SpatialWorld: 実世界タスクにおけるマルチモーダルエージェントの対話的空間推論のベンチマーク

要旨

空間推論は、マルチモーダル大規模言語モデル（MLLM）が物理世界を知覚し、その中で動作するための基盤的な能力である。しかし、既存のベンチマークは主に受動的評価（静的VQAなど）やシミュレータ固有のパイプラインに依存しており、一般的な対話型空間理解を評価できていない。本稿では、複雑な実世界タスクにおけるマルチモーダルエージェントの対話型空間理解を評価するために特化設計された統一ベンチマークSpatialWorldを紹介する。SpatialWorldは、シミュレータに依存しない共有プロトコルの下で8つの異種シミュレーションバックエンドを統合し、家事ルーチン、旅行、社会的協力など多様なドメインにわたる760件の人手注釈付きタスクを備える。エージェントは視覚のみの部分観測下でタスクを解決しなければならず、能動的に一人称視点の視覚的証拠を収集し、MLLMにネイティブな統一テキストベースのアクションインタフェースを通じて決定を表現する。信頼性の高い評価のために、各タスクには人手検証済みの初期状態、参照軌跡、および終端状態検証器が含まれている。15の先進的エージェントを評価した結果、ロバストな空間タスク解決は依然として困難であることが明らかになった。最強モデルであるGPT-5の平均タスク成功率（TSR）はわずか17.4％であり、主要なオープンソースモデルであるQwen-3.5は14.1％に達した。さらなる分析により、タスク成功と実行効率の間には明らかな不一致があり、ドメイン固有の性能変動も顕著であることが判明した。これらの能動的探索と長期計画におけるボトルネックにより、SpatialWorldは将来の空間エージェントのための厳格なテストベッドとして位置づけられる。

English

Spatial reasoning is a foundational capability for multimodal large language models (MLLMs) to perceive and operate within the physical world. However, existing benchmarks predominantly rely on passive evaluation (e.g., static VQA) or simulator-specific pipelines, failing to assess general interactive spatial understanding. We introduce SpatialWorld, a unified benchmark designed specifically for evaluating the interactive spatial understanding of multimodal agents in complex real-world tasks. Integrating eight heterogeneous simulation backends under a shared, simulator-agnostic protocol, SpatialWorld features 760 human-annotated tasks across diverse domains (e.g., household routines, travel, social collaboration). Agents must solve tasks under vision-only partial observability, actively gathering egocentric visual evidence and expressing decisions via a unified, text-based action interface native to MLLMs. For reliable evaluation, each task includes a human-validated initial state, a reference trajectory, and a terminal-state verifier.
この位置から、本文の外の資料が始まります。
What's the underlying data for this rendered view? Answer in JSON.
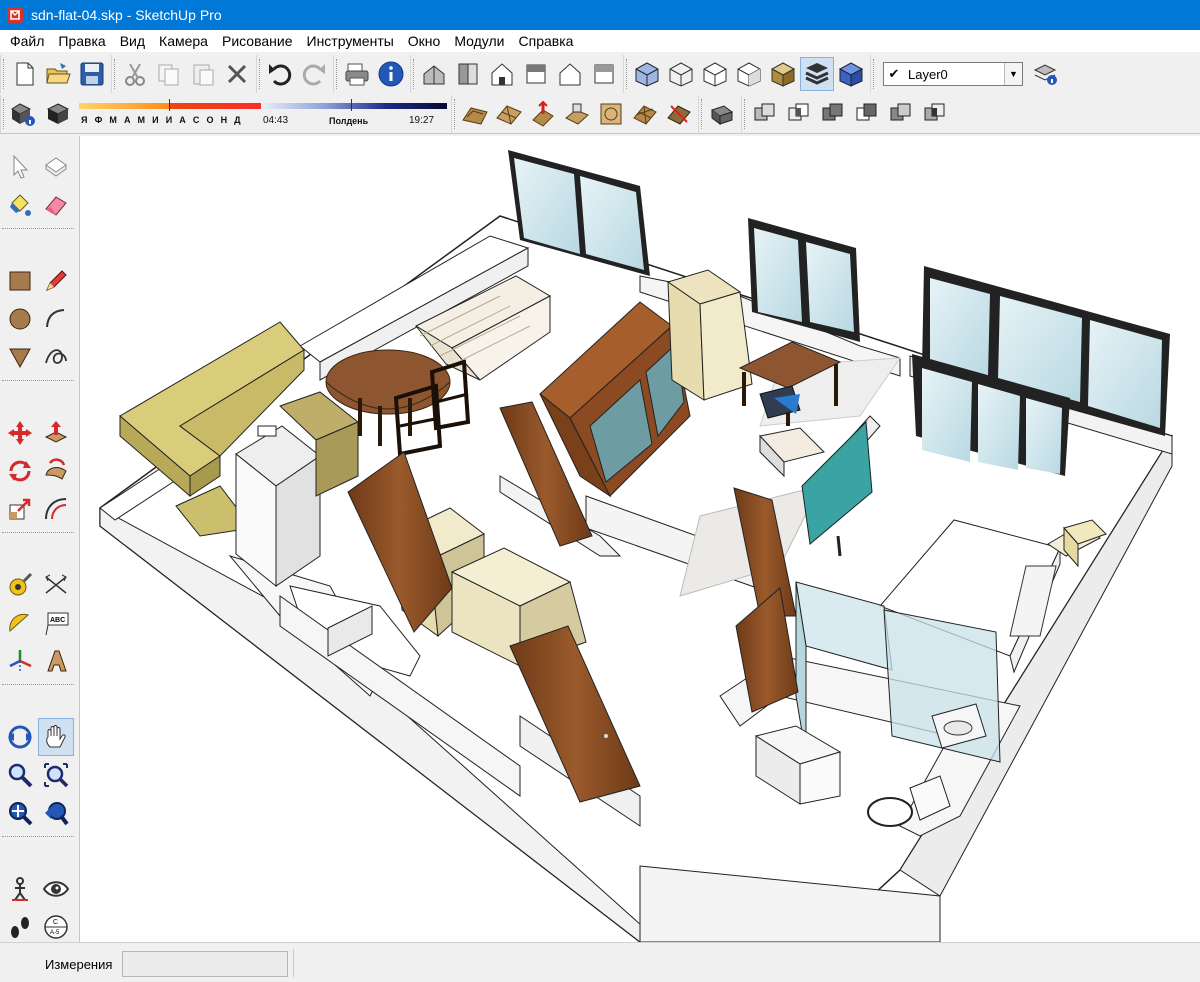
{
  "window": {
    "title": "sdn-flat-04.skp - SketchUp Pro"
  },
  "menu": [
    "Файл",
    "Правка",
    "Вид",
    "Камера",
    "Рисование",
    "Инструменты",
    "Окно",
    "Модули",
    "Справка"
  ],
  "layer": {
    "checked": "✔",
    "value": "Layer0"
  },
  "shadows": {
    "months": "Я Ф М А М И И А С О Н Д",
    "time_start": "04:43",
    "noon": "Полдень",
    "time_end": "19:27"
  },
  "colors": {
    "titlebar": "#0078d7",
    "wood": "#8b4a22",
    "glass": "#d4e9ef",
    "wall": "#ffffff",
    "kitchen": "#cbbf6e",
    "teal": "#3aa3a3"
  },
  "status": {
    "measurements_label": "Измерения",
    "measurements_value": ""
  }
}
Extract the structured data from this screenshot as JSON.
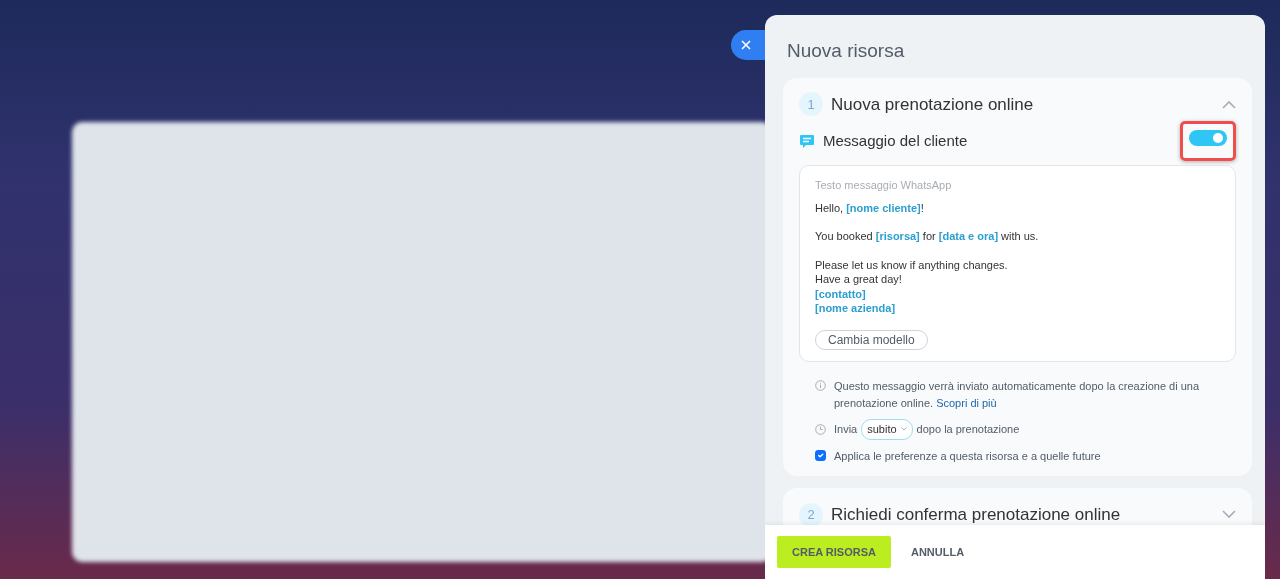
{
  "panel": {
    "title": "Nuova risorsa"
  },
  "sections": [
    {
      "number": "1",
      "title": "Nuova prenotazione online",
      "expanded": true,
      "message": {
        "label": "Messaggio del cliente",
        "on": true,
        "highlighted": true,
        "editor_label": "Testo messaggio WhatsApp",
        "paragraphs": [
          [
            [
              {
                "kind": "text",
                "text": "Hello, "
              },
              {
                "kind": "token",
                "text": "[nome cliente]"
              },
              {
                "kind": "text",
                "text": "!"
              }
            ]
          ],
          [
            [
              {
                "kind": "text",
                "text": "You booked "
              },
              {
                "kind": "token",
                "text": "[risorsa]"
              },
              {
                "kind": "text",
                "text": " for "
              },
              {
                "kind": "token",
                "text": "[data e ora]"
              },
              {
                "kind": "text",
                "text": " with us."
              }
            ]
          ],
          [
            [
              {
                "kind": "text",
                "text": "Please let us know if anything changes."
              }
            ],
            [
              {
                "kind": "text",
                "text": "Have a great day!"
              }
            ],
            [
              {
                "kind": "token",
                "text": "[contatto]"
              }
            ],
            [
              {
                "kind": "token",
                "text": "[nome azienda]"
              }
            ]
          ]
        ],
        "template_button": "Cambia modello"
      },
      "info": {
        "text": "Questo messaggio verrà inviato automaticamente dopo la creazione di una prenotazione online.",
        "link": "Scopri di più"
      },
      "send": {
        "before": "Invia",
        "value": "subito",
        "after": "dopo la prenotazione"
      },
      "apply": {
        "label": "Applica le preferenze a questa risorsa e a quelle future",
        "checked": true
      }
    },
    {
      "number": "2",
      "title": "Richiedi conferma prenotazione online",
      "expanded": false
    }
  ],
  "footer": {
    "buttons": [
      {
        "kind": "primary",
        "label": "CREA RISORSA"
      },
      {
        "kind": "link",
        "label": "ANNULLA"
      }
    ]
  }
}
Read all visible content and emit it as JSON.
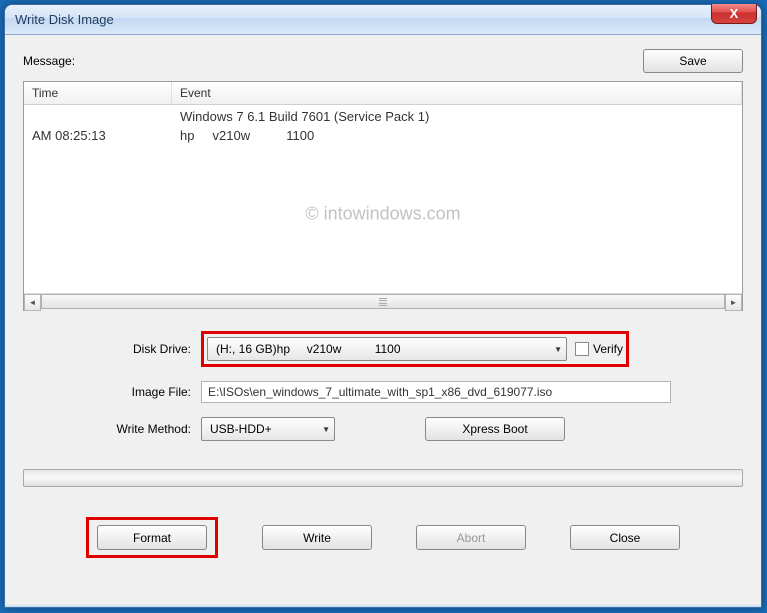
{
  "window": {
    "title": "Write Disk Image",
    "close_glyph": "X"
  },
  "message": {
    "label": "Message:",
    "save_label": "Save",
    "columns": {
      "time": "Time",
      "event": "Event"
    },
    "rows": [
      {
        "time": "",
        "event": "Windows 7 6.1 Build 7601 (Service Pack 1)"
      },
      {
        "time": "AM 08:25:13",
        "event": "hp     v210w          1100"
      }
    ],
    "watermark": "© intowindows.com"
  },
  "fields": {
    "disk_drive_label": "Disk Drive:",
    "disk_drive_value": "(H:, 16 GB)hp     v210w          1100",
    "verify_label": "Verify",
    "verify_checked": false,
    "image_file_label": "Image File:",
    "image_file_value": "E:\\ISOs\\en_windows_7_ultimate_with_sp1_x86_dvd_619077.iso",
    "write_method_label": "Write Method:",
    "write_method_value": "USB-HDD+",
    "xpress_boot_label": "Xpress Boot"
  },
  "buttons": {
    "format": "Format",
    "write": "Write",
    "abort": "Abort",
    "close": "Close"
  },
  "scroll": {
    "left_glyph": "◄",
    "right_glyph": "►"
  },
  "dropdown_glyph": "▼"
}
Evaluating 15 advanced agents reveals that robust spatial task solving remains challenging: the strongest model, GPT-5, achieves an average task success rate (TSR) of only 17.4%, while the leading open-source model, Qwen-3.5, reaches 14.1%. Further analysis exposes a clear mismatch between task success and execution efficiency, alongside substantial domain-specific performance variations. These bottlenecks in active exploration and long-horizon planning position SpatialWorld as a rigorous testbed for future spatial agents.